School officials said Pleicones also told graduates they should lead efforts to ensure the independence of America's courts, just as they fought to preserve the law school in recent years.
"That may mean the sacrifice of offering for public office," said Pleicones, who received an honorary degree during the commencement ceremony. "It may mean publicly supporting measures dedicated to preserving the independence of the judiciary, the branch most responsible for preserving liberty and order in our society. Whatever it is, you must be engaged."
Dean Andy Abrams called this year's graduates were heroes of the law school for persisting in the face of adversities.
"This graduating class of 2016 has been truly inspirational with its grit and courage," he said in a statement. "Even in the face of great uncertainty, they persisted and persevered, and their unwavering dedication to their law school has ensured a bright and exciting future for the Charleston School of Law. They are the true heroes of this story."
The school was to have been sold, but the company that had put in a bid to purchase the school withdrew their application in the summer of 2014, citing the "fragile financial condition" of the school.
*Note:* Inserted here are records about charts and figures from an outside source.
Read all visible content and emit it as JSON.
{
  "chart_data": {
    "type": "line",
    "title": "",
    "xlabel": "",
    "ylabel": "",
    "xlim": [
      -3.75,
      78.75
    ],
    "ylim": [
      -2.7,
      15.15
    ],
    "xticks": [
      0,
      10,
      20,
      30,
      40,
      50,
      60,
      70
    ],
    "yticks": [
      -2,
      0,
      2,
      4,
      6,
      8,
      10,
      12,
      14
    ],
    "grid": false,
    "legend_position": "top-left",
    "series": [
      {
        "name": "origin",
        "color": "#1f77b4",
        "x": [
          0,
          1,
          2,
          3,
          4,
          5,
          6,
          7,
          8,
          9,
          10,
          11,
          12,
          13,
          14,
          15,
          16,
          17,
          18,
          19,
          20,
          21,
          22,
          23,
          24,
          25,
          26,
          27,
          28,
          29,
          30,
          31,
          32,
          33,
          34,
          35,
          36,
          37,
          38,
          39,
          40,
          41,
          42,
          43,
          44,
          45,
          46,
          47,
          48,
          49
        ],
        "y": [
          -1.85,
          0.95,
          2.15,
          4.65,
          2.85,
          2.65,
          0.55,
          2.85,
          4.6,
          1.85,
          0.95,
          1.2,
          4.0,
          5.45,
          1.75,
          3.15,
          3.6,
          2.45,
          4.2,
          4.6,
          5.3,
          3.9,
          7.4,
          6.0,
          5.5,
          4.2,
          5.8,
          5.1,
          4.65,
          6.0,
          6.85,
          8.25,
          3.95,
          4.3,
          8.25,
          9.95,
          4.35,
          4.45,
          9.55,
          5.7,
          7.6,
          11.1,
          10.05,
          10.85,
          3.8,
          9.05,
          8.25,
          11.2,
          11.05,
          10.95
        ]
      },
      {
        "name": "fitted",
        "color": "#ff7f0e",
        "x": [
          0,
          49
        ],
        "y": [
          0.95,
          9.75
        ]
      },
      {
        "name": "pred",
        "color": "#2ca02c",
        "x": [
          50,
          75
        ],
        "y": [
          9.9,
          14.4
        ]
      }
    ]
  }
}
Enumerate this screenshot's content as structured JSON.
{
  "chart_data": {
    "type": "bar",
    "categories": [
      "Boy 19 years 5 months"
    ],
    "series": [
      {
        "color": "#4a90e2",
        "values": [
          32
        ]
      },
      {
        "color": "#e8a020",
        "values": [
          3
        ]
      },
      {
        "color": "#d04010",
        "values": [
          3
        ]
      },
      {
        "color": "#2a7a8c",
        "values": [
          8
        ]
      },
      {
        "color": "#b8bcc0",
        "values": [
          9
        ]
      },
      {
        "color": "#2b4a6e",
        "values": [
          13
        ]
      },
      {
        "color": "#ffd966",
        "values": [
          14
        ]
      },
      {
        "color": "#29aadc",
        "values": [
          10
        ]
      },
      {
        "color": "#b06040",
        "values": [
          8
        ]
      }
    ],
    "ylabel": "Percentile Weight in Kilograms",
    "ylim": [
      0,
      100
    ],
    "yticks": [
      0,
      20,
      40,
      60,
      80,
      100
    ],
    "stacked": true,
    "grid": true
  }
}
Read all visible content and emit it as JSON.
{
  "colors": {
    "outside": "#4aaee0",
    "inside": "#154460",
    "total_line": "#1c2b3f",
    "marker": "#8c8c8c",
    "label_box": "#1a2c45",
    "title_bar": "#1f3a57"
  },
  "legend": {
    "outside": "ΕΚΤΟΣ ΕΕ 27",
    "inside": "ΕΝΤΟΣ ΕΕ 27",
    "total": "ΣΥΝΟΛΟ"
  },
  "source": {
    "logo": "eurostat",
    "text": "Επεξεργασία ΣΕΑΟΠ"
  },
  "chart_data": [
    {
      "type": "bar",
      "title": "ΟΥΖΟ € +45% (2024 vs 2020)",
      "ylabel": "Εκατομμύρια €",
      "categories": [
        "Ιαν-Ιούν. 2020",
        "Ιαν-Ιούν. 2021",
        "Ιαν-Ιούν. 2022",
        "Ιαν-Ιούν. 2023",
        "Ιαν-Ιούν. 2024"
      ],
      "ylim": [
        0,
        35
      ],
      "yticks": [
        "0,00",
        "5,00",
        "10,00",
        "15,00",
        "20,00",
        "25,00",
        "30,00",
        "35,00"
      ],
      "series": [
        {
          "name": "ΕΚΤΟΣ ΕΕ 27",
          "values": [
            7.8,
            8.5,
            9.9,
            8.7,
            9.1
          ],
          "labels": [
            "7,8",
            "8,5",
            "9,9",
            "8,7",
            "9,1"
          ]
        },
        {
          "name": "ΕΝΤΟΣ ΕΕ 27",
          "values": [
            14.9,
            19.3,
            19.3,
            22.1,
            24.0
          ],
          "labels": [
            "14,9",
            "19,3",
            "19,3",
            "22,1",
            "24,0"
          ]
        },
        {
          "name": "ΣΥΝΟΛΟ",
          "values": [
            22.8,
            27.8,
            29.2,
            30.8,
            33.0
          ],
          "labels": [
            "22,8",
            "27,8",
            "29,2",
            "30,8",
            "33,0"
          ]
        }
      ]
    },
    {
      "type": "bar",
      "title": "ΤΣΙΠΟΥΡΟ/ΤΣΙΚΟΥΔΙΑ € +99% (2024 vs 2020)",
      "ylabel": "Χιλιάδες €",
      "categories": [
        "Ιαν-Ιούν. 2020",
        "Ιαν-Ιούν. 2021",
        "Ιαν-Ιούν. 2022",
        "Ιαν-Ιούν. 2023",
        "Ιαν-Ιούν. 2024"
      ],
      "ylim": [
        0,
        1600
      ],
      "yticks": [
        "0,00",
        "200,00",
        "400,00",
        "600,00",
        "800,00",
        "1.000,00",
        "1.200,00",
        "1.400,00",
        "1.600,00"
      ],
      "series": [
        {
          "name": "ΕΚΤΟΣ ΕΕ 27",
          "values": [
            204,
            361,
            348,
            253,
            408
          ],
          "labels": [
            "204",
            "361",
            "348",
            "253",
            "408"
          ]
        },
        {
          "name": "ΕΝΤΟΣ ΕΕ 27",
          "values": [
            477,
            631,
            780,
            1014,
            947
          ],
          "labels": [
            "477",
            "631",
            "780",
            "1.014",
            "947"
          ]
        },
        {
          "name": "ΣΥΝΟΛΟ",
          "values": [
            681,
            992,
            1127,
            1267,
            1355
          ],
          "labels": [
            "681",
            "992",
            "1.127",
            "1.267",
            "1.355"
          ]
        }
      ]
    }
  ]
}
In December of that year, the Charleston County Legislative Delegation voted unanimously to support making the school a nonprofit and blocking its sale.
Pleicones has served as a jurist since 1991 when the General Assembly elected him to be a state circuit court judge in Richland County. In 2000, legislators elected him to serve as an associate justice on the state's highest court.
He was elected chief justice in January.
School officials say Sunday's graduating class includes 40 from December 2015. Members of the class of 2016 have completed more than 11,000 hours of pro bono public service as of May 1, officials said.